季節物
「総悟ってば……ねぇ、…本当に、東京に行くの?」
「あぁ」
最近ろくに話を聞いてくれなかった恋人は、あたしに対して素っ気無く、ついでに面倒くさそうにそう言った。
―――何でこうなっちゃうのかな
もともとラブラブと表現できる関係ではなかった。
むしろ、喧嘩の方が多かったし、そろそろ潮時なのかな…なんて薄々感じていたりもしていた。 でも、なんやかんやで今日まで長く続いているのだ。
それなりに信頼とか、向こうは持ち合わせているのかもしれない。 だから「東京に行く」という、重大な話をあたしにしないで今まで黙っていたのかもしれない。
「せっかくの卒業式なのに…」
彼に聞こえないようにぼそっと呟く。
信頼されていたとしてもやっぱり、黙っていられたのは…辛い。
いや、やっぱり違うのかもしれない。信頼なんて綺麗事。彼はもしかしたら、もうあたしなんて必要ないのかもしれない。

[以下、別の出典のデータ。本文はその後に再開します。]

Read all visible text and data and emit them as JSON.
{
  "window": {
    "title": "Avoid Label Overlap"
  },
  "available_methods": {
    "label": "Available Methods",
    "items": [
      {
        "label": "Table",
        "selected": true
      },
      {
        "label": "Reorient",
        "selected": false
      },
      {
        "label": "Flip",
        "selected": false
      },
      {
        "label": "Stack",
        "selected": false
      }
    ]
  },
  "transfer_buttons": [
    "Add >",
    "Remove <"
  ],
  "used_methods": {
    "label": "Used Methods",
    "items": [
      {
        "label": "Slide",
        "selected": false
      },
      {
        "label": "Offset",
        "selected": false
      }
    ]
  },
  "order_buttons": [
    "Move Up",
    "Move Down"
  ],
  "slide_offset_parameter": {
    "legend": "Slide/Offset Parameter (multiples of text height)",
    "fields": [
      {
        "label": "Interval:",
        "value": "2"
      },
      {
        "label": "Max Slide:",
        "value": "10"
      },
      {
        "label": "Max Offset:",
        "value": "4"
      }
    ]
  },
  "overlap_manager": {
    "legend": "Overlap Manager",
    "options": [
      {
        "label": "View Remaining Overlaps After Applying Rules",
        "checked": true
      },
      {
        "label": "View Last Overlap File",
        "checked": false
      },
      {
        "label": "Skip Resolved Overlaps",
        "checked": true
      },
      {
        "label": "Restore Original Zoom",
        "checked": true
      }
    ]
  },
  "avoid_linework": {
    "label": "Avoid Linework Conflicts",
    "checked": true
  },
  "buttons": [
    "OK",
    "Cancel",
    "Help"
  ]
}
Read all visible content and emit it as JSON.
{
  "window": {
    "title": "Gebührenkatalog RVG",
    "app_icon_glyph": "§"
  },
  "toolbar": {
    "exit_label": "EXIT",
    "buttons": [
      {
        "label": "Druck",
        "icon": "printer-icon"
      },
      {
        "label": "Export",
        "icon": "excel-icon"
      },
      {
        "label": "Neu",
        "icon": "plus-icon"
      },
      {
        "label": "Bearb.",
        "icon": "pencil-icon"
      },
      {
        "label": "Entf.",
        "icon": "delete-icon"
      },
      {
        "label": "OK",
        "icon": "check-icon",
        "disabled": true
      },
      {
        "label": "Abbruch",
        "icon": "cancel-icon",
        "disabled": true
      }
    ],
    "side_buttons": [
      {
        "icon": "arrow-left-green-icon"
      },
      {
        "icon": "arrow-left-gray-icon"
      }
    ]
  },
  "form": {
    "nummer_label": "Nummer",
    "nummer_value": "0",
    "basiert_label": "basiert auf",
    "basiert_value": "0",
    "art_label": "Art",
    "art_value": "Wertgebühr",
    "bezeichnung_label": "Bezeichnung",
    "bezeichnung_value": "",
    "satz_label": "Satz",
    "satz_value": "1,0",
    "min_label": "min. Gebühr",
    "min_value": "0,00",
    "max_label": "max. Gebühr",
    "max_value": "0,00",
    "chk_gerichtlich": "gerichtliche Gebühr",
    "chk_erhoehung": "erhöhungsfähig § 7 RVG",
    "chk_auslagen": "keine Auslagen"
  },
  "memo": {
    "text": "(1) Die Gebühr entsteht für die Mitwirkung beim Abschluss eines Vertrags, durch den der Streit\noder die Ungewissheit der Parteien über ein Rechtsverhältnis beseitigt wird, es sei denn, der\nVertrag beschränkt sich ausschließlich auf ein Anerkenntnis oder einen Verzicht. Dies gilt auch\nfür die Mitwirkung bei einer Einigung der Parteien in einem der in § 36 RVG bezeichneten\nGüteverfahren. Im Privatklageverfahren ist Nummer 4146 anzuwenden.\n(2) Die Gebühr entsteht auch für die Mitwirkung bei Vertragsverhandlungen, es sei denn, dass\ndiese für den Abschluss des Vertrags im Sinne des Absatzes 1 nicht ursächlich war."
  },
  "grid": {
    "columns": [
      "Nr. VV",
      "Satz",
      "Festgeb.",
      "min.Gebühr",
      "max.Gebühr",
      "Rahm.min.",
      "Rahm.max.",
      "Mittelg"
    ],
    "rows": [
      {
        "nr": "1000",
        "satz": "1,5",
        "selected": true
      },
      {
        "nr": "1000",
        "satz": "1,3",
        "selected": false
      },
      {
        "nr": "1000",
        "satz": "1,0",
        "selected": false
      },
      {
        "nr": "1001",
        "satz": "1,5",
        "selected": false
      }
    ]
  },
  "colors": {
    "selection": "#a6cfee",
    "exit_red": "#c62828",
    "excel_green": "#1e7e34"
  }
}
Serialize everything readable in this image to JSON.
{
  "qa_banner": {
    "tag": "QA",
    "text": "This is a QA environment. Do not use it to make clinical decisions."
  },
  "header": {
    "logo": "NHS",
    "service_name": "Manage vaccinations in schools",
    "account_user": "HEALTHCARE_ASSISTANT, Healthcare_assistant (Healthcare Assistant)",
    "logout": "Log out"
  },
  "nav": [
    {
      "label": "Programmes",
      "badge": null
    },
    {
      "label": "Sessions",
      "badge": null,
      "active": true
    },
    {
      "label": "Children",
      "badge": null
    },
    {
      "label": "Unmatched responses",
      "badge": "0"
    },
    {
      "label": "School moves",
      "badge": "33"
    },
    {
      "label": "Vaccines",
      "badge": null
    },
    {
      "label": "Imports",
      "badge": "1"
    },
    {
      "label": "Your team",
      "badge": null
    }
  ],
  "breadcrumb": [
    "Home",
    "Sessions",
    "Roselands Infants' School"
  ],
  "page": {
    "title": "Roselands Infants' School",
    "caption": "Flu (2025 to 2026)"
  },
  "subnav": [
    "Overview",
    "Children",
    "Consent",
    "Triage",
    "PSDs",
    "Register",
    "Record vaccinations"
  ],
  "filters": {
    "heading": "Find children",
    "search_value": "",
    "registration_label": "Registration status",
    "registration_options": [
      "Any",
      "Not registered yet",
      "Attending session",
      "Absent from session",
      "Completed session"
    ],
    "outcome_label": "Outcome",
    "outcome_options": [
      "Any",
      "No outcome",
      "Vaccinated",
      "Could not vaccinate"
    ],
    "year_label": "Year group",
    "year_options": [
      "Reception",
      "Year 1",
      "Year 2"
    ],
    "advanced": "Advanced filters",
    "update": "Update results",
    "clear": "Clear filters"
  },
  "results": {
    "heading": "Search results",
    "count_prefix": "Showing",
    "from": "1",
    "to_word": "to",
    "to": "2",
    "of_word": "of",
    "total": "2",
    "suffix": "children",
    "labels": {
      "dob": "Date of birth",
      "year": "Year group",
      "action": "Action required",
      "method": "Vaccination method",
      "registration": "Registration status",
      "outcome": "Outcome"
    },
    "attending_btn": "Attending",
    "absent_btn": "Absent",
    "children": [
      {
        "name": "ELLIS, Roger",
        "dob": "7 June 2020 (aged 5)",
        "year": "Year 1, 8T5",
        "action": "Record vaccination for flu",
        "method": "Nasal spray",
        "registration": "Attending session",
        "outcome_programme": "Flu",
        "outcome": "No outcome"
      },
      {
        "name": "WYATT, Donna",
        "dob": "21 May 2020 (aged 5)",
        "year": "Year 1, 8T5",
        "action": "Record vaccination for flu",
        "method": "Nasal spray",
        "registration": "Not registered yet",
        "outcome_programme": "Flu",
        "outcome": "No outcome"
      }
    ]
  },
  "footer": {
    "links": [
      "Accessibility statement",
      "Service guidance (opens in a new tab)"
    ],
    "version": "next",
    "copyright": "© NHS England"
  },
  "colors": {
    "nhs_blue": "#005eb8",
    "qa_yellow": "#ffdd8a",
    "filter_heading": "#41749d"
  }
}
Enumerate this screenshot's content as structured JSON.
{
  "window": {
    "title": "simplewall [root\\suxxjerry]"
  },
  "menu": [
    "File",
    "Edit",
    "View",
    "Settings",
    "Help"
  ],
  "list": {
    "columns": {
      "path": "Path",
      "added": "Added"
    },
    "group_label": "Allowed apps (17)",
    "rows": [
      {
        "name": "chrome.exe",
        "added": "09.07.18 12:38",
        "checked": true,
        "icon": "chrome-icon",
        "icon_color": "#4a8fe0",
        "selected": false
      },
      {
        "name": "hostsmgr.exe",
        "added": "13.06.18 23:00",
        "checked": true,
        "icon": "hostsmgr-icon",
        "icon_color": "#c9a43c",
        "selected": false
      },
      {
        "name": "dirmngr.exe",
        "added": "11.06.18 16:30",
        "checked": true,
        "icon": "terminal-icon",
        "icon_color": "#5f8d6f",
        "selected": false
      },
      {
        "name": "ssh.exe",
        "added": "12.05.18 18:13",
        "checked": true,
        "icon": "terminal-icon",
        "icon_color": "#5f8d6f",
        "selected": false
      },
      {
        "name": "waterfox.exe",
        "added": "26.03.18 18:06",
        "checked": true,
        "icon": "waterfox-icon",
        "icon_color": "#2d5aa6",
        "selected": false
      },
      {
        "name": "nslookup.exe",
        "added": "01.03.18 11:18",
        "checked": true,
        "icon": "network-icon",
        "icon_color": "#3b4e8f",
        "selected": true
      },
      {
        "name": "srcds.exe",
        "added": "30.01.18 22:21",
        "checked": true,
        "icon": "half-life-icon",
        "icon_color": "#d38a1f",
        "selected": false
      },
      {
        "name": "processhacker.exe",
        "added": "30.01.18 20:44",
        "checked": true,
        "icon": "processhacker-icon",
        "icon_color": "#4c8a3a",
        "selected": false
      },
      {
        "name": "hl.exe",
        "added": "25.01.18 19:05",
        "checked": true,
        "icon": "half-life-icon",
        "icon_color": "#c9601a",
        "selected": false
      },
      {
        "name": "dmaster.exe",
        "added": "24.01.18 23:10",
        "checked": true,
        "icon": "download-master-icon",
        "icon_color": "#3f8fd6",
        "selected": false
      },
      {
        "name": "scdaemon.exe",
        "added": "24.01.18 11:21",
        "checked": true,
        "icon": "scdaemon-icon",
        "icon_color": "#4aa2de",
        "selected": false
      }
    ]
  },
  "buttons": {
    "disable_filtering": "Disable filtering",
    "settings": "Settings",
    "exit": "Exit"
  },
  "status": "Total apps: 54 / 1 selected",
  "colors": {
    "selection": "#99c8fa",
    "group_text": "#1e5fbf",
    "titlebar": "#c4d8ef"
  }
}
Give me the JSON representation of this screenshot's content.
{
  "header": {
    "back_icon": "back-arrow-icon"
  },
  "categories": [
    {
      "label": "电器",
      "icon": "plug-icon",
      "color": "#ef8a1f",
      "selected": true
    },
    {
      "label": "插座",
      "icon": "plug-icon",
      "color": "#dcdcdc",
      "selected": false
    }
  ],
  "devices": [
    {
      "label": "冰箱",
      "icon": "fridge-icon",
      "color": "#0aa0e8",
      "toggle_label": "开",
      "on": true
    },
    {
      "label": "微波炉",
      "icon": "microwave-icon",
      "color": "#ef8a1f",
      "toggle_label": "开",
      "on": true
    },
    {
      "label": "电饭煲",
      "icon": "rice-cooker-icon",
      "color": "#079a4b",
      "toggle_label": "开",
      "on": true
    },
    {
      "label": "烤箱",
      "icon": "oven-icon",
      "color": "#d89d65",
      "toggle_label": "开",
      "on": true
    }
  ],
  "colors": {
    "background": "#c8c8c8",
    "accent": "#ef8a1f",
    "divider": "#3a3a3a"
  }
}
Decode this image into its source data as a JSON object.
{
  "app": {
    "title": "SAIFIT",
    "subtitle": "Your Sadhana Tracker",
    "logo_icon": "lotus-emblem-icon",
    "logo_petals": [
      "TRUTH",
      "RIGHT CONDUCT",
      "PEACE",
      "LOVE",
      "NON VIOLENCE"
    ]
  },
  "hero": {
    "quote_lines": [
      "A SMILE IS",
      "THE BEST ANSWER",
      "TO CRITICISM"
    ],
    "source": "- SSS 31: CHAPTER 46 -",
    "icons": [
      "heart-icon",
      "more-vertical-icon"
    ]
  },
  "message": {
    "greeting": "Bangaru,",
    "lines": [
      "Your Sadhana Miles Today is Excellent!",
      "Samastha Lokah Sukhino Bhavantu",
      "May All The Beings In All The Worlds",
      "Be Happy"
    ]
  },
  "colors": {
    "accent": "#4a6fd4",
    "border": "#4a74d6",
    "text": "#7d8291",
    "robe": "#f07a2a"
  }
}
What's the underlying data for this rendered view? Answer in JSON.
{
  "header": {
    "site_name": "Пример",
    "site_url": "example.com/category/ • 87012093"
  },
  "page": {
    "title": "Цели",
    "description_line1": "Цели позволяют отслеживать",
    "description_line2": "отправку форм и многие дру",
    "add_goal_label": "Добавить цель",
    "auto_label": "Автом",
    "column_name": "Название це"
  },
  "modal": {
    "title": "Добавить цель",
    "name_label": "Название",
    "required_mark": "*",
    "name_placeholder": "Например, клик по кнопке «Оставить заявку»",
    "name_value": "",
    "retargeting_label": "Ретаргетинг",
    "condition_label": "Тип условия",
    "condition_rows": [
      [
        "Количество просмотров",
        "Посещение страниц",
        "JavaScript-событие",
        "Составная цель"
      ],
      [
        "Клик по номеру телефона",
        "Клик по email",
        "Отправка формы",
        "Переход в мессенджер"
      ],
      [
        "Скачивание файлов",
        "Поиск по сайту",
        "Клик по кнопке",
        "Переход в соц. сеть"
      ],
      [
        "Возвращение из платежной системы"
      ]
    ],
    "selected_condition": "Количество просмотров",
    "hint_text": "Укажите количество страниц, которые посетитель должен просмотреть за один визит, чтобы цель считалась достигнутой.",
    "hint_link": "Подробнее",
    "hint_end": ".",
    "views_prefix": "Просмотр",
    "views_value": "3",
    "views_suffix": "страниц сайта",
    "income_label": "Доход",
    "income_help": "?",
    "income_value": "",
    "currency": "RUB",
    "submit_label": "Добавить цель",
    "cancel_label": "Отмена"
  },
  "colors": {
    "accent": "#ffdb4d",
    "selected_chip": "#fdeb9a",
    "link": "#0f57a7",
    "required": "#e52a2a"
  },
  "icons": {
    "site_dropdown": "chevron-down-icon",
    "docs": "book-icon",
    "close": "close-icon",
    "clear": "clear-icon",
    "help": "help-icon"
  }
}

その悔しさを表情に出さないよう、左手に持っている卒業証書を強く握った。
「あの…」 「誰から聞いたんでィ?」
少しだけ振り向いて、怒ったように低めの声で言う。
「…山崎君が、今日、言ってくれて……」
あたしが言うと、総悟は小さく舌打ちをした。
そんなに嫌ならあたしから……と別れ話を切り出そうかと思ったけれど、なんだかタイミングがつかめない。 なんとなく、そんな空気ではない。
戸惑いながら口を開こうとしたら総悟が先に話した。
「俺は、夢があんだ」
「…警察官だっけ。前話してくれたよね」
「あぁ、東京で専門学校行くんでィ」
「それで…」
―――『じゃあどうしてあたしに言ってくれなかったの?』
口に出したいけれど怖くていえない。
しかし、そんな不安を取り除くように総悟はあたしを抱きしめて さっきまでの総悟は裏腹に、見たこともないような笑顔で
「本当はお前には秘密にしたかった。 んで、絶対に偉くなって帰ってきてやろうって思ってたんでィ。 …だから、絶対ェ待ってろィ」
決意に満ちた声で言う。
その言葉で、さっきまでの別れ話をしようと思ったあたしが馬鹿みたいに思えてきて
「当たり前じゃない!」
満面の笑みで、そう返してやった。